On 9/30/05, Marco Chiesa <chiesa.marco(a)gmail.com> wrote:
We had recently a debate on this topic on it.wiki and
we rejected the
idea of confirm votation for sysops on the basis that there would be
always one reconfirm elecion going on (current election duration is 2
weeks on itwiki). Anyway, I suppose reasons why sysop wouldn't be
recofirmed could be inactivity (not a critical problem in the short term
IMHO) or abuse of sysop powers (which should be dealt ASAP).
The only real reason to desysop someone permanently is if they're
abusing the power, go crazy (This happened on EN wiktionary a few
weeks ago), or being fools. Inactive admins will not harm the project,
unless they suddenly come back and assume the rules have not changed
in the six months they were gone. I've heard people saying it's a
security problem, but I think the more visible admins are more likely
to be security reasons.
Additionally, we are using a *plain text* password authentication
system. Passwords are encrypted in the database, but if someone
intercepts the login packets when an admin is logging in, they have
the password. Hacking our system is pretty trivial at the moment.
Additionally, there are always viruses and trojans that include
keyloggers, which someone could use to gain the password. But, once
you get an admin with a keylogger, all security for his account is
completely gone, even with an encrypted login form.
And, in the cases of a rogue or hacked admin, it really doesn't take
that much effort to get a steward, or in the absence of one, a
developer, to desysop them. If their account was hacked, when they
return they can explain the situation, fix any keyloggers, etc, change
their password, and get the adminship back.
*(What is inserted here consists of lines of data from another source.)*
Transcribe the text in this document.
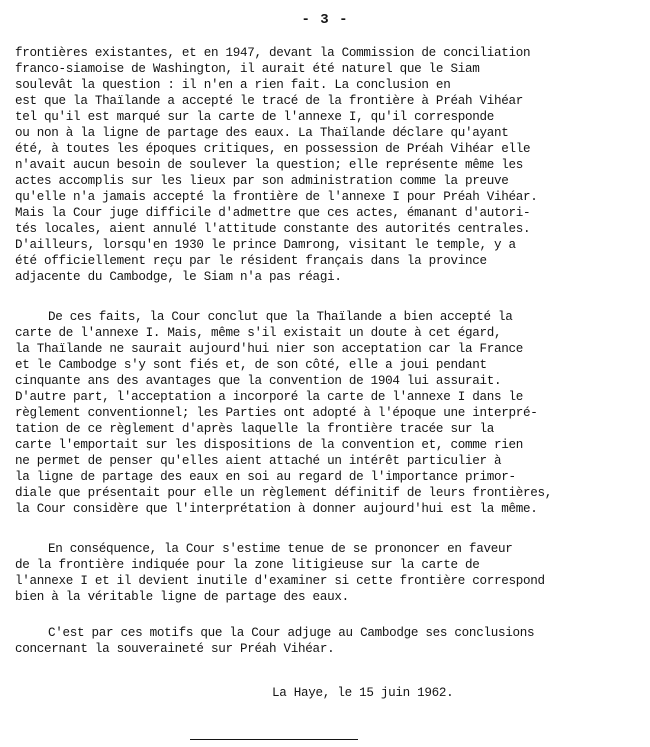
- 3 -
frontières existantes, et en 1947, devant la Commission de conciliation
franco-siamoise de Washington, il aurait été naturel que le Siam
soulevât la question : il n'en a rien fait. La conclusion en
est que la Thaïlande a accepté le tracé de la frontière à Préah Vihéar
tel qu'il est marqué sur la carte de l'annexe I, qu'il corresponde
ou non à la ligne de partage des eaux. La Thaïlande déclare qu'ayant
été, à toutes les époques critiques, en possession de Préah Vihéar elle
n'avait aucun besoin de soulever la question; elle représente même les
actes accomplis sur les lieux par son administration comme la preuve
qu'elle n'a jamais accepté la frontière de l'annexe I pour Préah Vihéar.
Mais la Cour juge difficile d'admettre que ces actes, émanant d'autori-
tés locales, aient annulé l'attitude constante des autorités centrales.
D'ailleurs, lorsqu'en 1930 le prince Damrong, visitant le temple, y a
été officiellement reçu par le résident français dans la province
adjacente du Cambodge, le Siam n'a pas réagi.
De ces faits, la Cour conclut que la Thaïlande a bien accepté la
carte de l'annexe I. Mais, même s'il existait un doute à cet égard,
la Thaïlande ne saurait aujourd'hui nier son acceptation car la France
et le Cambodge s'y sont fiés et, de son côté, elle a joui pendant
cinquante ans des avantages que la convention de 1904 lui assurait.
D'autre part, l'acceptation a incorporé la carte de l'annexe I dans le
règlement conventionnel; les Parties ont adopté à l'époque une interpré-
tation de ce règlement d'après laquelle la frontière tracée sur la
carte l'emportait sur les dispositions de la convention et, comme rien
ne permet de penser qu'elles aient attaché un intérêt particulier à
la ligne de partage des eaux en soi au regard de l'importance primor-
diale que présentait pour elle un règlement définitif de leurs frontières,
la Cour considère que l'interprétation à donner aujourd'hui est la même.
En conséquence, la Cour s'estime tenue de se prononcer en faveur
de la frontière indiquée pour la zone litigieuse sur la carte de
l'annexe I et il devient inutile d'examiner si cette frontière correspond
bien à la véritable ligne de partage des eaux.
C'est par ces motifs que la Cour adjuge au Cambodge ses conclusions
concernant la souveraineté sur Préah Vihéar.
La Haye, le 15 juin 1962.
If they had a password
stealing trojan, they should be taught a crash course on avoiding
viruses. I can help with the latter if it's ever needed and they speak
english, I'm a virus helper on an IRC network. If they cannot keep
their account from being compromised more then once or twice, then
de-adminship should be considered, as they are a security risk.
I really think that on the EN wiki, de-adminship should be *much*
easier. If there was a process to easily get rid of admins that are
harming the system, then people wouldn't make adminship such a big
deal. We really need more admins, and nobody is helping by making
rediculous oppose votes, like "Has less then 999999999999 edits". Of
course, even with such a process in place, we would still have very
few admins removed....unless there was a sudden influx of bad admins.